Both the Line 2 monorail and the Liziba Building (李子坝大厦) were planned in parallel from roughly 2003-2005. The 'which came first' question that foreign tourists love to ask doesn't have a clean answer — the building's structural engineering and Line 2's alignment were coordinated by the developer (a Chongqing real-estate firm) and Chongqing Rail Transit Group during design. The street axis through Liziba is constrained by river-cliff geography on one side and a steep hill on the other; the monorail's natural alignment ran exactly through the spot the developer had a land lease for. Rather than relocate either, both teams designed around the floors-6-8 tunnel from the start. Line 2 opened in June 2005 and the residential tower opened a few months earlier. The arrangement was unremarkable locally — Chongqing has dozens of elevated-rail-meets-buildings situations because of the cliff geography — until Douyin discovered it around 2016-2017 and the foreign-language internet picked it up in 2018-2019.
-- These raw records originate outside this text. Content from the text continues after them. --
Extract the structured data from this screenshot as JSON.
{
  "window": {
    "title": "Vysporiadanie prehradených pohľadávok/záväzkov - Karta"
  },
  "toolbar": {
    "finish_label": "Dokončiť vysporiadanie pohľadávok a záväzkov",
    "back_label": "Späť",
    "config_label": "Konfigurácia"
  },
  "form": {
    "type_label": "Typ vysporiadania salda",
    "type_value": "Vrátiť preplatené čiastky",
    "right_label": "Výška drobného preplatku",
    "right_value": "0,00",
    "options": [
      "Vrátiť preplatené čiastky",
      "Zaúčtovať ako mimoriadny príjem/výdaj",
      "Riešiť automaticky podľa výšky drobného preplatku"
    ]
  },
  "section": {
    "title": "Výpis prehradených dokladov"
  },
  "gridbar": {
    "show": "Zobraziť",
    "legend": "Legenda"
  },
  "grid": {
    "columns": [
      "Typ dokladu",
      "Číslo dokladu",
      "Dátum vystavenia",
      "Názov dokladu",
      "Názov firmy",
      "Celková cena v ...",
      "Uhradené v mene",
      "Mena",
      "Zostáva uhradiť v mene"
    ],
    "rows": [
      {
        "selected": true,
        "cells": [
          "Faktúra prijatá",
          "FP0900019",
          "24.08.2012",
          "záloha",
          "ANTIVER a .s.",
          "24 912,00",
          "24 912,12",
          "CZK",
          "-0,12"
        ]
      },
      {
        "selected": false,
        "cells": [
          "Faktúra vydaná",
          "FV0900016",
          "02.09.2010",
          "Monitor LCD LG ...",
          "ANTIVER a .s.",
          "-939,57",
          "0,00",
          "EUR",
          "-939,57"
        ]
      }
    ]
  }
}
Are the apartments above and below the rail tunnel actually inhabited? Can I visit one?

Yes, the building is a normal residential tower with around 240 occupied units across 19 floors. The 6-8 floor band that contains the rail tunnel uses those floors for the tunnel itself plus mechanical equipment — no residential units on those three floors. You cannot tour residential units (this is a private building with controlled access); the lobby is closed to non-residents. The viewing platform was built specifically because tourists were trying to enter the lobby to see the trains 'from the inside', and that became a nuisance. A small ground-floor cafe near the platform has wall photos of the construction and a few residents' interviews — that's the closest thing to an inside view that's open to visitors.

Verification scope

Verified first-hand by this editor (8 years Chongqing-resident, Jiangbei district): the “tourists enter the station by mistake” failure mode (observed many times with hosted first-time visitors); the standard Yuzhong-evening route with multiple guests; train frequency varying by time of day; the lobby being closed to non-residents; the platform’s kiosk / info-board layout; and the structural feel of Line 2 monorail rides (frequent commuter since 2018). Cross-checked / corrected 2026-06-21: the exit (use exit 2 — nearest; exit 1 loops around) and the four transit routes were re-checked against Amap routing, 重庆本地宝 and recent Xiaohongshu / 点点 traveller reports; the in-apartment noise figure (60–65 dB) is from Chongqing Daily interviews and the construction dates (2003–2005 design, 18 June 2005 Line 2 opening) from Chongqing Rail Transit Group’s published history — not personal observations. Hours, fares and crowds shift — confirm on the day.